Une modeste école bordant une décharge sauvage

D'après plusieurs experts, une grande part du succès de Paloma est à mettre au crédit de son jeune professeur de 32 ans, Sergio Juarez Correa, affecté malgré lui à José Urbina Lopez de Matamoros, une école sise dans une zone peu sûre. Rudimentaire, le bâtiment aux murs de ciment décatis est privé d'eau courante, de téléphone et borde une décharge sauvage dont les piquants effluves gagnent souvent les salles de classe.

Après plusieurs années à s'appuyer sur les rébarbatives méthodes officielles, qui donnaient des résultats pour le moins frustrants, le jeune professeur a pris l'initiative d'explorer de nouvelles techniques d'enseignement sur l'internet.

Sergio a notamment été interpellé par les procédés privilégiant la curiosité et l'auto-apprentissage inspirés du «concept d'«apprentissage sans influence» du professeur indien Sugata Mitra.

Cette méthode met en avant à la fois le point de vue de l'enfant et sa curiosité, lui laissant le plus possible de champ libre à travers notamment de petits groupes de réflexion.

C'est au cours de ces séances qu'il découvrit le don exceptionnel de Paloma pour les mathématiques, qu'il était loin de soupçonner auparavant. Et c'est grâce à cette méthode qu'il permit à Paloma, mais aussi à neuf autres de ses élèves, de se distinguer lors des concours nationaux.

Mais si l'avenir de la jeune prodige semble s'éclaircir, M. Juarez déplore qu'à Matamoros, elle n'aura jamais les mêmes opportunités qu'un Steve Jobs. Si c'était le cas «elle pourrait devenir un génie dans son domaine», avance-t-il.

«Le système éducatif mexicain est comme un autobus au pied d'une côte dont les sièges sont cassés, les jantes en mauvais état et le moteur totalement détruit», constate le jeune enseignant, en regrettant que la réforme de l'éducation actuellement promue par le gouvernement n'aborde pas les questions des infrastructures et des programmes.

Le Mexique, deuxième puissance économique d'Amérique latine, présente des résultats peu enviables en matière d'éducation, avec par exemple seulement 64 % des élèves qui parviennent à boucler le cycle primaire.

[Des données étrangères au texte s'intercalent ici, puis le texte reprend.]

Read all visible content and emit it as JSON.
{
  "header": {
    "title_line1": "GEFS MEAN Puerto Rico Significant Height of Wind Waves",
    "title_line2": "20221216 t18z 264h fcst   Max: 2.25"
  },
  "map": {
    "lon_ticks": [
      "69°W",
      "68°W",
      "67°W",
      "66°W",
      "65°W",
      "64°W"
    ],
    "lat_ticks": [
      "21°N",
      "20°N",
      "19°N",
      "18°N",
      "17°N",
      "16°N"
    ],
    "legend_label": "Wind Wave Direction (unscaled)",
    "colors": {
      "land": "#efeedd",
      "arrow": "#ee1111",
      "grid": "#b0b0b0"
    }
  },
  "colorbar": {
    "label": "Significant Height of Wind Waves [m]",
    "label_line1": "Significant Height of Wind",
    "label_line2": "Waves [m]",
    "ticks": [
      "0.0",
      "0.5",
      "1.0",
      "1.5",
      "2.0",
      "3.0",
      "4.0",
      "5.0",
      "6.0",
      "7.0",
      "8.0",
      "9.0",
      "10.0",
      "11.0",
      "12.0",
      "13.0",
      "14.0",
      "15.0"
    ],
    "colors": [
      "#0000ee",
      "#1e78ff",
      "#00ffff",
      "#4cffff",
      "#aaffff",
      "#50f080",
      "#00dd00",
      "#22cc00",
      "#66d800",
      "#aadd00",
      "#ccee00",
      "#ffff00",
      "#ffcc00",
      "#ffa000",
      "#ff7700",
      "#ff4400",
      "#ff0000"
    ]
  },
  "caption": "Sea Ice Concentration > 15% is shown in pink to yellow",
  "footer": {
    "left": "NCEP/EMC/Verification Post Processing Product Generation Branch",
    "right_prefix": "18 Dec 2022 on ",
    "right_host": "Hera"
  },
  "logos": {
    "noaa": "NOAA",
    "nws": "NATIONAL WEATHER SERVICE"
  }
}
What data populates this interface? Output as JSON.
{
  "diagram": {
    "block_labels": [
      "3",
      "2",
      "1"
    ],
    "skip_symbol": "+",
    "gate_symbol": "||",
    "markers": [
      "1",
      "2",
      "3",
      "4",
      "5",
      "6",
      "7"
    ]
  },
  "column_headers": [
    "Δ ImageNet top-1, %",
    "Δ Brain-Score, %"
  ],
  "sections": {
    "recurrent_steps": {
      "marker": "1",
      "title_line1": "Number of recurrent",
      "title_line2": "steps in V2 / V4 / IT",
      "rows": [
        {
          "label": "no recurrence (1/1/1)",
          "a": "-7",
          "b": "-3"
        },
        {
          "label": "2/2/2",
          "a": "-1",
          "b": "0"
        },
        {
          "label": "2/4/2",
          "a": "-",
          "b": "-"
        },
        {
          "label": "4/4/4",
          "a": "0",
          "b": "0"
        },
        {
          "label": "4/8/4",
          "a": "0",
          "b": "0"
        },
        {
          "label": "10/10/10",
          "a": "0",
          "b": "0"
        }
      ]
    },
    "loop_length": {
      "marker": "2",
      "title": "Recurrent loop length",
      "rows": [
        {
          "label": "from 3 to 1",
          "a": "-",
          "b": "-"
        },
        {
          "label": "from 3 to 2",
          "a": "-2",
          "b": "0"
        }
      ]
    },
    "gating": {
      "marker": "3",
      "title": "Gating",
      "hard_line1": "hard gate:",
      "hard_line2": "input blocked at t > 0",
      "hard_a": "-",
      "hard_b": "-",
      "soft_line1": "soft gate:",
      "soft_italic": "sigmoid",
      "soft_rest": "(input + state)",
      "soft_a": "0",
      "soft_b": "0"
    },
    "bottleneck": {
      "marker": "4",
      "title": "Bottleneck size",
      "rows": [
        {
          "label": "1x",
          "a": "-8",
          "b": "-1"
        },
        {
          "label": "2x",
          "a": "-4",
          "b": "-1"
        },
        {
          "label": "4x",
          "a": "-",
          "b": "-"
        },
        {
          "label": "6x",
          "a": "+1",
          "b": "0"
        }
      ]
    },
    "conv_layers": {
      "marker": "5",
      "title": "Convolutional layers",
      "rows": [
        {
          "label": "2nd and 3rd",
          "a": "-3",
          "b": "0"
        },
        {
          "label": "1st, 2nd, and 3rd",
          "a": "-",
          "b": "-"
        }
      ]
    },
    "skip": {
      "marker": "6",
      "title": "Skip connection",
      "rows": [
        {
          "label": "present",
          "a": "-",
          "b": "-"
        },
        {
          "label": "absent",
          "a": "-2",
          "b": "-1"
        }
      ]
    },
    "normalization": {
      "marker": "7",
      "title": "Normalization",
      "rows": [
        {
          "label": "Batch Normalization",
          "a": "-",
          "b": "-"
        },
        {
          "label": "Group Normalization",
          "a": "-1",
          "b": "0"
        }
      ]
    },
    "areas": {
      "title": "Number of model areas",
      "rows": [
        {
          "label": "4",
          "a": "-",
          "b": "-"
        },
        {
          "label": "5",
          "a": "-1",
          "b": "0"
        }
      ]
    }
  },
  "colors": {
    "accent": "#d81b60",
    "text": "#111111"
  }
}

Le gouvernement d'Enrique Peña Nieto tente de reprendre la main sur l'administration éducative, vampirisée ces dernières années par le puissant syndicat du SNTE à tous ses échelons (des nominations aux salaires des professeurs, en passant par les primes et les promotions), mais n'a pas encore annoncé de remise en cause des programmes ni de méthodes souvent considérées comme éculées.